Et le pire c'est qu'au delà de cette descente raide, on voit tout une ligne (très discontinue, mais une ligne quand même) de frontales qui vont jusqu'à loin, très loin. Et même, tout au bout, une deuxième ligne discontinue, juste au-dessus de la première, d'autres frontales. En bas, les coureurs qui, comme moi, descendent vers Val Pelouse. En haut, ceux qui, repartis de Val Pelouse, sont sur la crête qui va au Col de la Perrière. Cela paraît immensément loin, surtout quand on avance toujours aussi lentement parce qu'on a les jetons. Franck (de Brignais), si tu me lis, je crois que tu vois de ce dont je parle. Et je pense à toi, d'ailleurs. Je sais que je vais mettre longtemps, très longtemps, que je vais en avoir marre et envie d'arrêter quand je vais arriver dans un nombre indéterminé d'heures, à ce Val Pelouse qui paraît si loin. Mais je sais, grâce à toi et à ton récit qu'il va falloir y résister car je vais le regretter.
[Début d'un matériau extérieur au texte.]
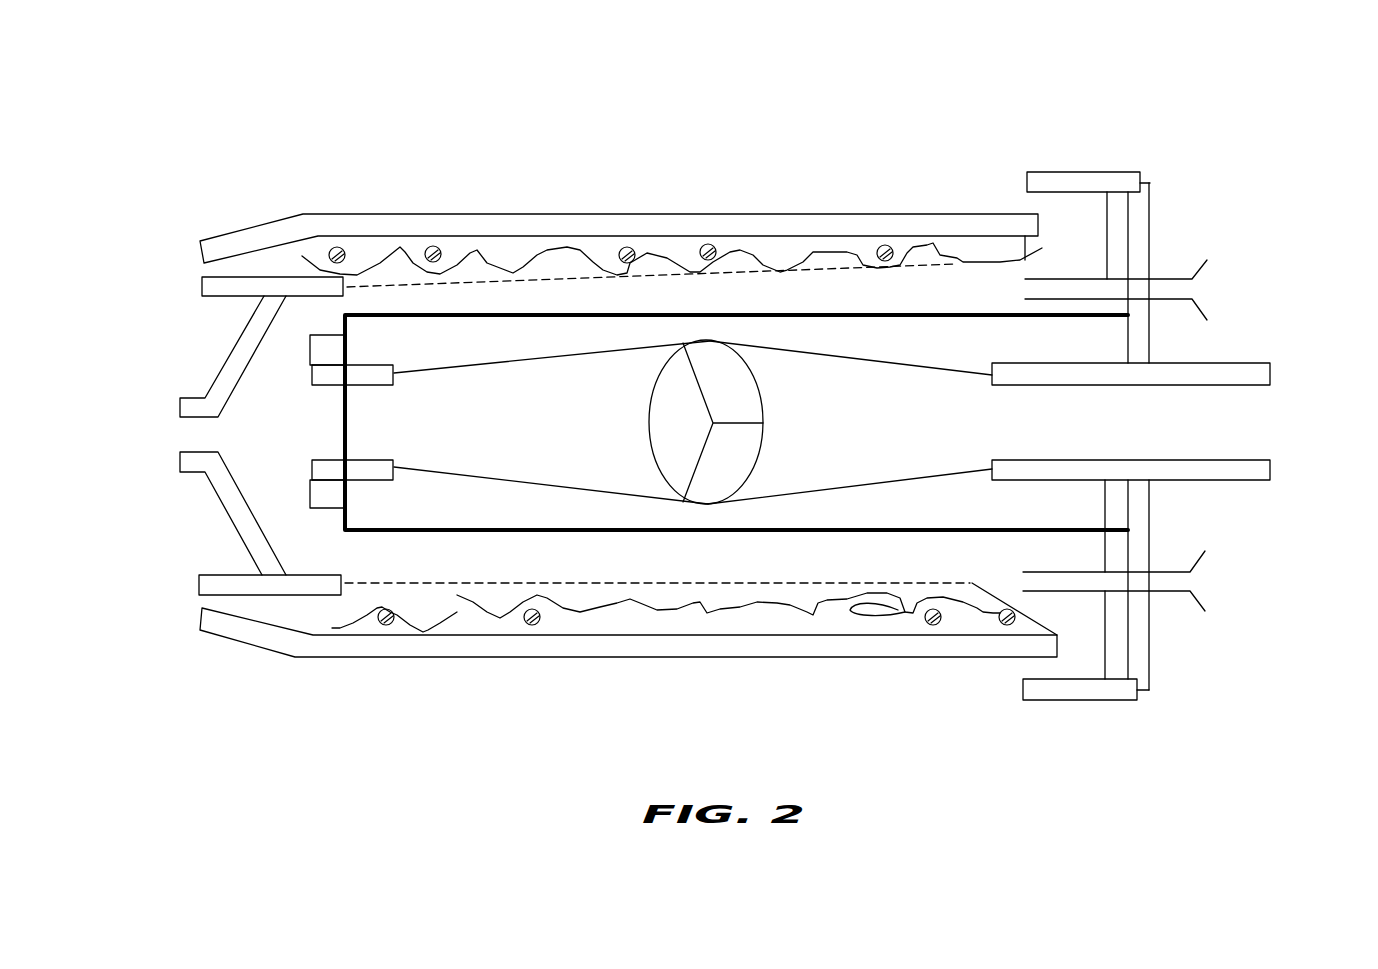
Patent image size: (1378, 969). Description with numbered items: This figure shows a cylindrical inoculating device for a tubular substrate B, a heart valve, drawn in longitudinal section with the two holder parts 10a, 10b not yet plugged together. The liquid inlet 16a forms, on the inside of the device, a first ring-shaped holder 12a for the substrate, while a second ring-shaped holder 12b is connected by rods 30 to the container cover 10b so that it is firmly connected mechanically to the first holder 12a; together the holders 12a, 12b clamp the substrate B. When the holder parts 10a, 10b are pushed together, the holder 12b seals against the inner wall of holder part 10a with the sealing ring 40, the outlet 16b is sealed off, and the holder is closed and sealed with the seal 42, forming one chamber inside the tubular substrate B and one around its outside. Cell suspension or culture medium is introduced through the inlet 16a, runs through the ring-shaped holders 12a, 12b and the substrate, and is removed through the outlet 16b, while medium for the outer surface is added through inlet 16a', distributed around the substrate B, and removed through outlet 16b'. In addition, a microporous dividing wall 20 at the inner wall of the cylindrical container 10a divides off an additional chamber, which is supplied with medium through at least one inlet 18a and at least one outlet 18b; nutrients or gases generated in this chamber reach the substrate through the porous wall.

The holder part 10a is at (595, 214).
The holder part 10b is at (1095, 180).
The first ring-shaped holder 12a is at (1030, 385).
The second ring-shaped holder 12b is at (324, 371).
The liquid inlet 16a is at (1318, 432).
The inlet 16a' is at (1161, 290).
The outlet 16b is at (128, 437).
The outlet 16b' is at (1160, 581).
The inlet 18a is at (186, 268).
The outlet 18b is at (186, 601).
The microporous dividing wall 20 is at (477, 278).
The rods 30 is at (818, 315).
The sealing ring 40 is at (320, 355).
The seal 42 is at (1118, 233).
The tubular substrate B is at (535, 483).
Donc, en attendant, pour l'instant, l'objectif est d'avancer, tout seul...et le moins lentement possible.
Cela est long, cela est très long. Mais peu à peu les frontales devant sont moins loin. Celles d'au-dessus, sur la crête sont moins visibles. Des fois, je me retourne et j'en vois plein d'autres derrière, de là d'où je viens. Donc je ne suis pas seul dans cette galère, maintenant c'est ma frontale à moi qui désespère les autres. Allez, on s'accroche.
Refuge de la Perrière, enfin. De la, mes souvenirs sont plus récents, nous y étions montés l'an dernier avec Élisabeth. Donc, les replats et la longue traversée, je sais qu'ils sont là. Vaille que vaille, je tiens un genre de rythme et on finit même par former un petit groupe de 4 avec 2 coureurs que j'ai rattrapés et un autre qui m'a rattrapé.
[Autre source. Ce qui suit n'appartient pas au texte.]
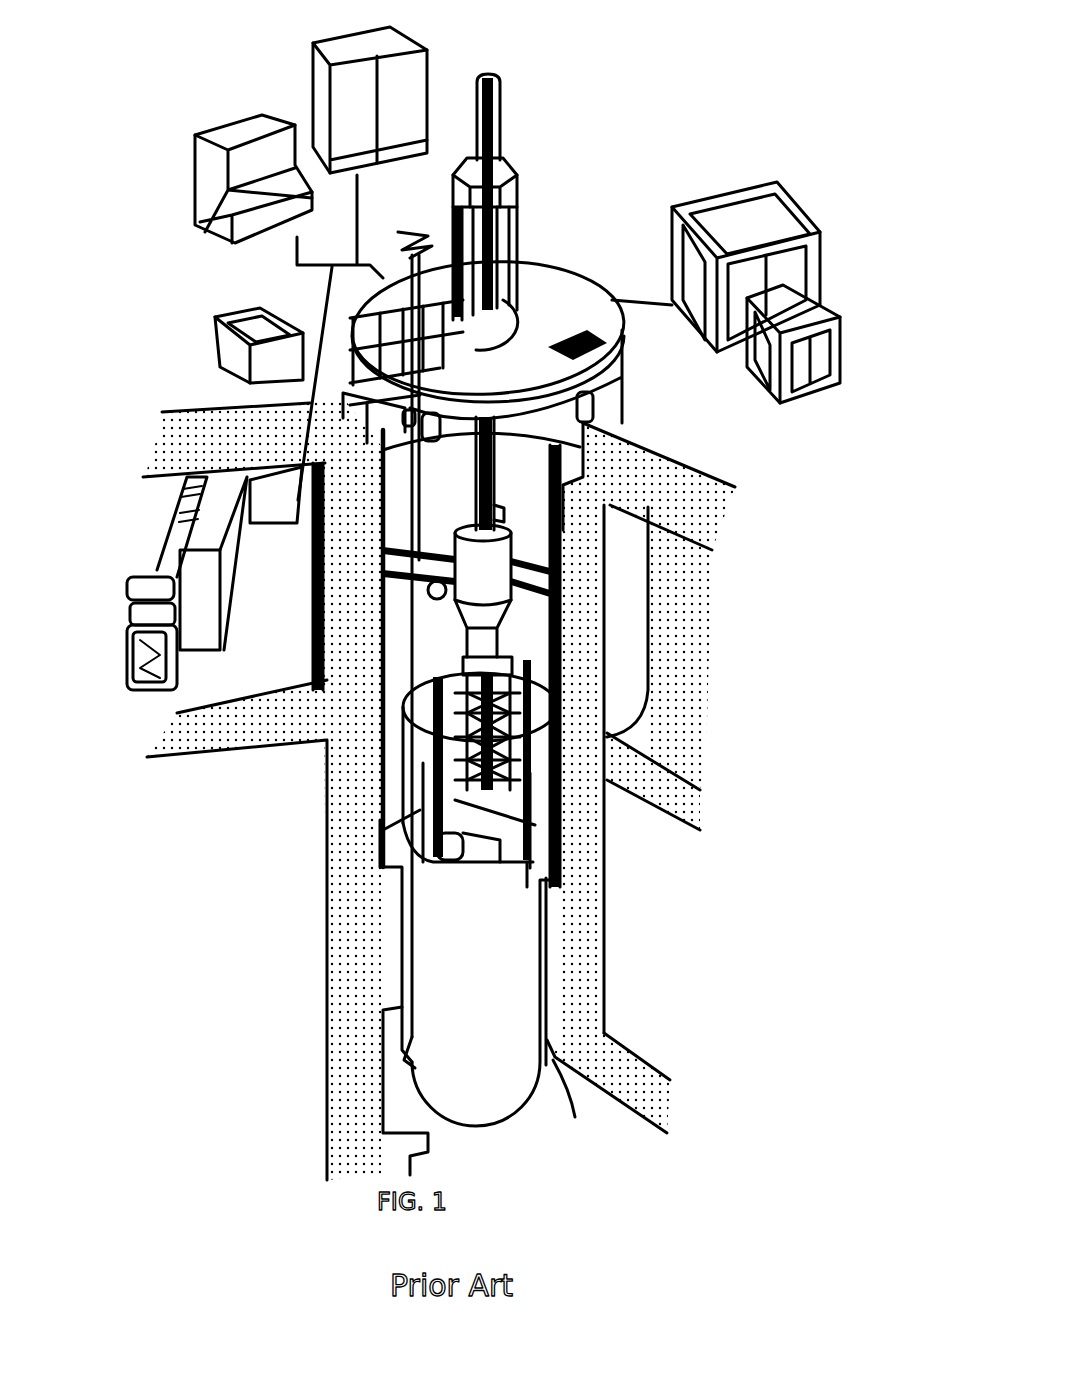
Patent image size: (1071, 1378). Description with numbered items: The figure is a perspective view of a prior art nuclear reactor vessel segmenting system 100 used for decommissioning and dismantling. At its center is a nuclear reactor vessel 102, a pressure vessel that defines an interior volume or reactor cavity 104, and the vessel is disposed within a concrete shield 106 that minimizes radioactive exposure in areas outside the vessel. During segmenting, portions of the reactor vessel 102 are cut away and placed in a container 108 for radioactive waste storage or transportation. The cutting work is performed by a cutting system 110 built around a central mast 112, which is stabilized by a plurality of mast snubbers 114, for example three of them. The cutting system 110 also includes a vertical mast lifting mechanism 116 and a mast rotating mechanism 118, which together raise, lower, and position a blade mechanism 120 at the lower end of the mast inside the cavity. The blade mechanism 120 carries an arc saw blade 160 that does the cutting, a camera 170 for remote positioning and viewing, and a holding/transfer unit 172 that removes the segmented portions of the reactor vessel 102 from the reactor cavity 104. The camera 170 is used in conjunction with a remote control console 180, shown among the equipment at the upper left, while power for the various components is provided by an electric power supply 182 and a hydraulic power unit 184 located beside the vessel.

The nuclear reactor vessel segmenting system 100 is at (162, 269).
The nuclear reactor vessel 102 is at (473, 957).
The reactor cavity 104 is at (393, 509).
The concrete shield 106 is at (560, 823).
The container 108 is at (223, 363).
The cutting system 110 is at (488, 72).
The central mast 112 is at (500, 112).
The mast snubbers 114 is at (530, 575).
The mast lifting mechanism 116 is at (517, 176).
The mast rotating mechanism 118 is at (620, 355).
The blade mechanism 120 is at (427, 832).
The arc saw blade 160 is at (527, 884).
The camera 170 is at (440, 588).
The holding/transfer unit 172 is at (405, 737).
The remote control console 180 is at (333, 23).
The electric power supply 182 is at (160, 568).
The hydraulic power unit 184 is at (823, 290).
"Ah mais tiens, c'est Christian" dit le gars derrière. Eh oui, c'est mon Sylvain que revoilà! Lui, son coup de mieux, il l'a eu après moi et donc nous voilà ensemble pour le dernier kilomètre avant le ravito, où nous arrivons sous les encouragements des bénévoles.
Ravito très calme que Val Pelouse puisqu'il est impossible d'y monter par la route.
Sauf....quand on s'appelle Ingrid et que rien ne t'arrête. Et donc, Ingrid, elle est montée...à vélo pour faire l'assistance de son Sylvain à elle. Et puis, évidemment, comme c'est Ingrid et qu'il n'y en a qu'une comme ça, pour faire aussi l'assistance de l'autre Sylvain et du non-Sylvain qui vous parle. Voire même d'ailleurs de n'importe quel autre coureur. En fait, on l'aurait laissé une heure de plus sur ce ravito, elle te réorganisait tout le ravito.
Là, pour l'instant, c'est nous qu'elle organise et qu'elle babysitte. Car, pour ce qui me concerne, je suis totalement à plat. Il m'a fallu près de 3 heures pour venir des Férices, au lieu des 2h30 prévues. Et il m'est impossible de repartir après avoir juste mangé. Je n'ai pas forcément sommeil, mais je me dis que je vais essayer de dormir et que, même si ça ne marche pas, ça m'évitera de rester comme un zombie dans ce ravito.
Ingrid s'occupe de tout : elle me trouve une place dans la tente, m'aide à me poser et me promet de revenir me réveiller dans 30 minutes comme je lui ai demandé.
Évidemment, dormir je ne vais pas. Mais, bon, j'ai l'impression que ça fait un peu de bien et que ce sera peut-être un bon investissement. Déjà, cela m'a empêché de gamberger et, en me levant finalement au bout de 25 minutes, je sais que je repars. Pas en mode bien frais, mais je vais repartir.
Encore un super coup de main d'Ingrid pour que j'arrive à manger quelque chose (quoi? Je ne sais plus) et je repars, sachant qu'elle va relayer à Élisabeth que j'ai promis que je ne revenais pas au bout de 10 minutes.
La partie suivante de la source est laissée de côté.